In the absence of Dpp, Grk can still activate kekkon and repress pipe. Thus, Dpp is not required for Grk signaling per se. It is suggested that Dpp signaling rather activates transcription factors or causes chromatin modifications that allow Grk to induce dorsal target genes involved in follicle cell specification (Shravage, 2007).

Mirror might be such a transcription factor that is activated by Dpp and confers the ability to adopt dorsal fates to a ring of anterior follicle cells. mirror acts downstream of Grk and probably also downstream of Dpp in specifying dorsal follicle cells. However, mirror expression alone leads only to the formation of DA material. Thus, it is likely that mirror only provides the general potential to produce dorsal follicle cells. Additional inputs from Dpp and EGF signaling are needed to produce the full set of dorsal follicle cell fates. This scenario suggests two phases of Dpp signaling. An early phase demarcates the region in which Grk induces dorsal follicle cell fates. This might require only one (low level) threshold of Dpp signaling and is likely to be mediated through activation of mirror. A later phase establishes distinct dorsal follicle cell fates. Here, Dpp acts as a morphogen in combination with EGF signaling (Shravage, 2007).

The results presented in this study suggest that high levels of EGF and Dpp signaling correspond to regions II and III of the operculum, whereas lower levels of both pathways correspond to the DAs. With regard to region III of the operculum that separates the two DAs, the assumption appears to contradict a model based on results that showed that Grk signaling induces the expression of rhomboid (rho), which in turn activates Spitz, a second TGF-α-like molecule. This leads to an amplification of EGF signaling. Highest signaling levels centered at the dorsal midline lead to the induction of the inhibitor argos (aos), which antagonizes Spitz. This in turn lowers the levels of EGF signaling along the dorsal mildline. According to this model, high levels of EGF signaling promote DA, lower levels operculum region III formation. However, the expression patterns of kek, which result from Grk or Dpp overexpression, appear to contradict this model. Indeed, it is believed that the regulatory loop of rho and aos is not required to establish the operculum or DA fates per se. The pattern of BR-C expression is not significantly altered in rho or aos mutant follicle cell clones. However, rho and aos might contribute to patterning processes that are required for the morphogenesis and, as a result of this, for splitting of the DAs. DA extension (tube formation) has been shown to require the collaboration of rho-expressing floor cells and BR-C-expressing roof cells. The rho-expressing floor cells are part of the Fas3 expression domain that separates the BR-C domains. These rho-expressing cells have to form a separate stripe on each side of the dorsal midline to allow the splitting of the DAs. It is suggested that the rho/aos regulatory loop is required to generate two distinct stripes of late-rho expression within the dorsal Fas3 domain. The result is a splitting of the DAs accompanied by the establishment of a region of Fas3 cells that do not express rho, and thus give rise to region III of the operculum (Shravage, 2007).

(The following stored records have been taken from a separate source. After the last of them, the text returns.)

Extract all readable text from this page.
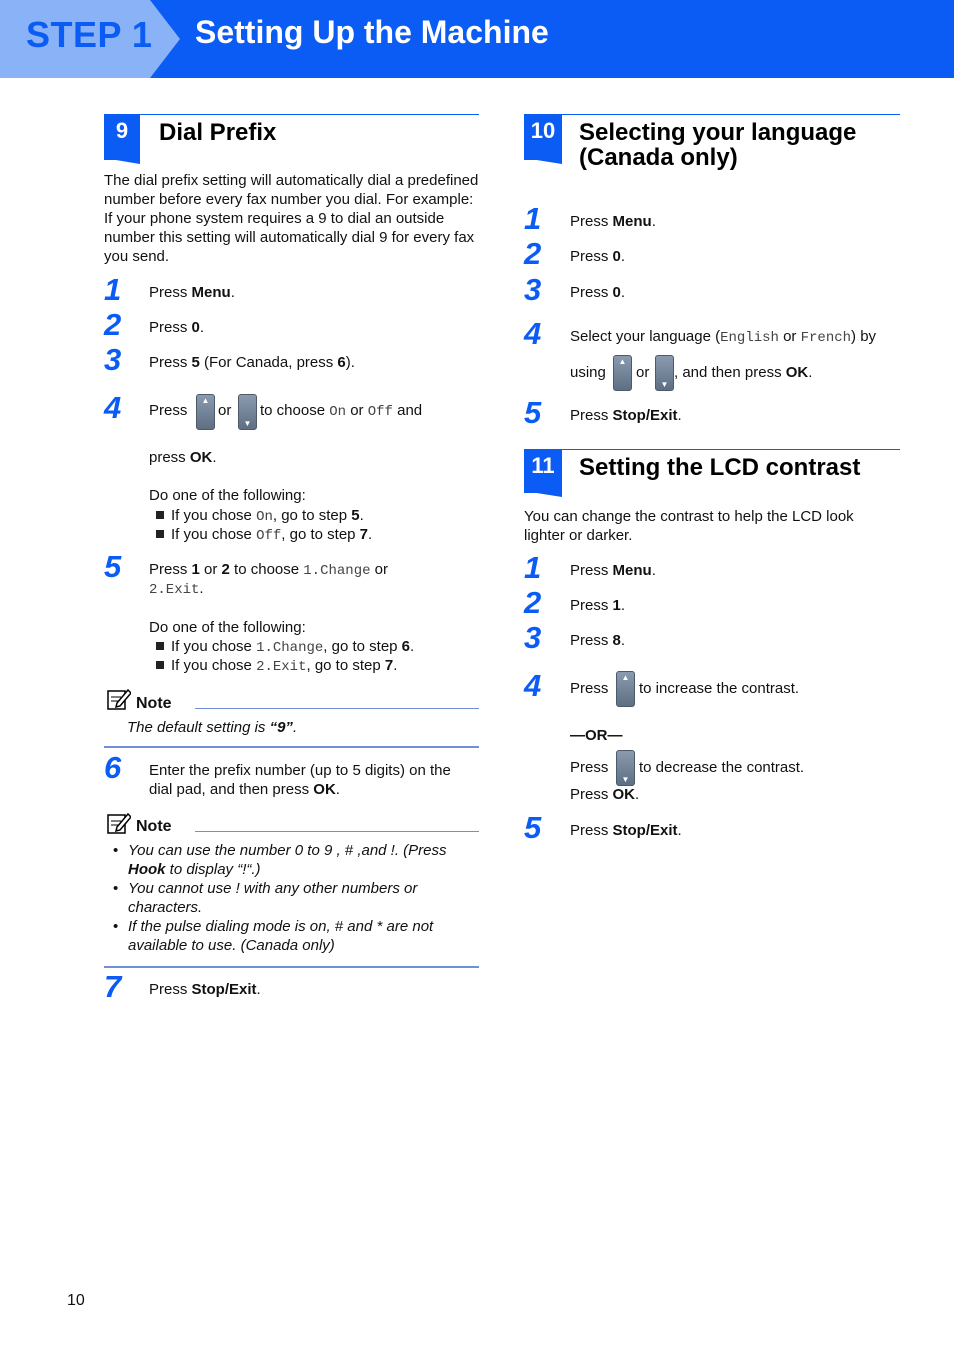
STEP 1 Setting Up the Machine
9	Dial Prefix
The dial prefix setting will automatically dial a predefined number before every fax number you dial. For example: If your phone system requires a 9 to dial an outside number this setting will automatically dial 9 for every fax you send.
1 Press Menu.
2 Press 0.
3 Press 5 (For Canada, press 6).
4 Press
▲
or
▼
to choose On or Off and
press OK.
Do one of the following:
If you chose On, go to step 5.
If you chose Off, go to step 7.
5 Press 1 or 2 to choose 1.Change or
2.Exit.
Do one of the following:
If you chose 1.Change, go to step 6.
If you chose 2.Exit, go to step 7.
Note
The default setting is “9”.
6 Enter the prefix number (up to 5 digits) on the
dial pad, and then press OK.
Note
• You can use the number 0 to 9 , # ,and !. (Press Hook to display “!“.)
• You cannot use ! with any other numbers or characters.
• If the pulse dialing mode is on, # and * are not available to use. (Canada only)
7 Press Stop/Exit.
10 Selecting your language
(Canada only)
1 Press Menu.
2 Press 0.
3 Press 0.
4 Select your language (English or French) by
using
▲
or
▼
, and then press OK.
5 Press Stop/Exit.
11	Setting the LCD contrast
You can change the contrast to help the LCD look lighter or darker.
1 Press Menu.
2 Press 1.
3 Press 8.
4 Press
▲
to increase the contrast.
—OR—
Press
▼
to decrease the contrast.
Press OK.
5 Press Stop/Exit.
10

The establishment of the region giving rise to dorsal follicle cells and its subdivision into operculum and DA-producing cells is an intriguing problem of two-dimensional patterning. The pattern of cell fates depends on the concentration-dependent read-out of two orthogonal signaling gradients (EGF and Dpp). This read-out is complex because the signaling pathways themselves appear to influence each other. (1) There is evidence for a direct influence of Dpp on EGF signaling; (2) the Dpp inhibitors brk and dSno are targets of both pathways, and (3) rho is also a target of both pathways (Shravage, 2007).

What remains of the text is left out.